Efforts to conserve mudflats:
- Ecotourism: Efforts are on to popularise ecotourism in the Kadalundi-Vallikunnu Community Reserve (KVCR) by widening the expanse of mangroves.
- Encroaching mangroves: The 154-hectare KVCR had less than 50 hectares of mangroves until a few years ago, but these trees that thrive in salt water have proliferated so fast that they currently occupy more than 60 hectares.
- Decline in prey: The sedimentation of sand on mudflats not only brings down the amount of prey there, but also helps mangroves easily proliferate.

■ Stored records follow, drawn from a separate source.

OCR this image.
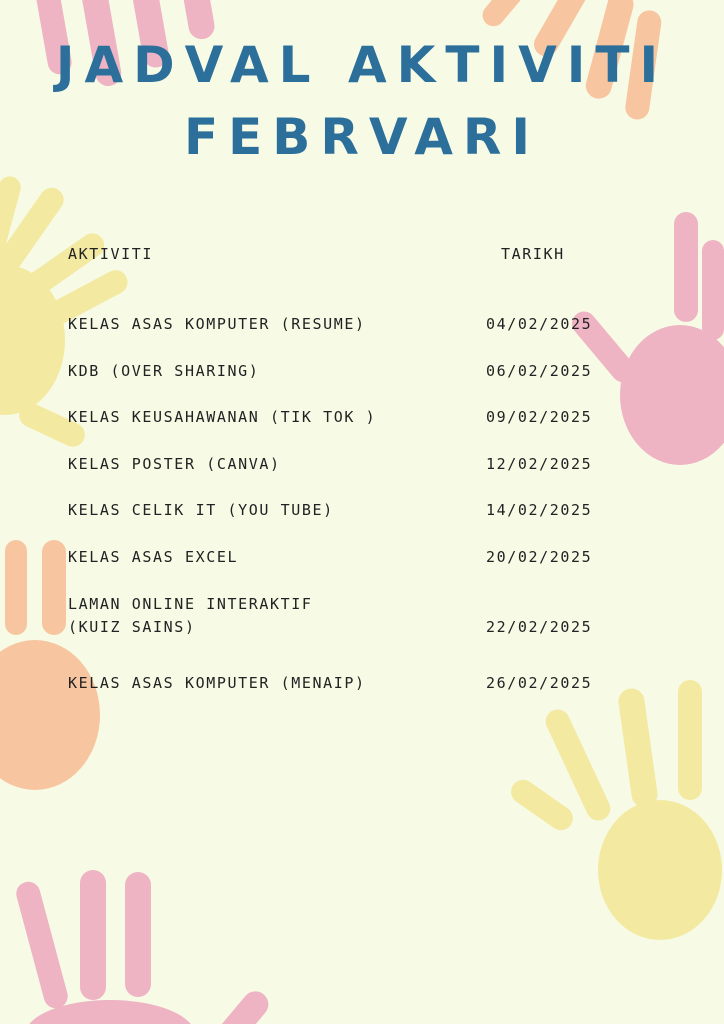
JADVAL AKTIVITI
FEBRVARI
AKTIVITI	TARIKH
KELAS ASAS KOMPUTER (RESUME)	04/02/2025
KDB (OVER SHARING)	06/02/2025
KELAS KEUSAHAWANAN (TIK TOK )	09/02/2025
KELAS POSTER (CANVA)	12/02/2025
KELAS CELIK IT (YOU TUBE)	14/02/2025
KELAS ASAS EXCEL	20/02/2025
LAMAN ONLINE INTERAKTIF
(KUIZ SAINS)	22/02/2025
KELAS ASAS KOMPUTER (MENAIP)	26/02/2025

- Invasive Characteristics: The viviparous mangroves of Kadalundi, according to researchers, have been displaying an aggressively invasive behaviour.
- Mangrove vs Mudflat in carbon sequestration: The mangrove lobby has been raising carbon sequestration as the key environmental factor for its promotion. But people often underestimate the significance of soil and mud in carbon sequestration. Soil contains nearly twice the amount of carbon compared to the combination of the atmosphere, vegetation, and animals.
- Wetlands and grasslands: Studies show that wetlands and grasslands have the capacity to sequester more carbon than many types of forests.
Importance of Kadalundi:
- The mangroves of Kadalundi never attract shorebirds coming from colder regions.
- They prefer open mudflats where they are safe from predators.
- When the research was started in 2005, there were large congregations of migrant species such as the lesser sand plover, greater sand plover, common sandpiper, whimbrel, Eurasian curlew, common redshank, common greenshank, Kentish plover, Terek sandpiper, dunlin, and sanderling foraging voraciously during low tide.
- But now the prey depletion, because of sandbanks and mangrove proliferation, is forcing them to stay away from the mudflats.
- Tree plantation: Haphazard tree planting without proper understanding is never advisable.
- Holistic approach: It is crucial to adopt a holistic approach that prioritises the protection of intact ecosystems and focuses on restoring the functionality of degraded ecosystems.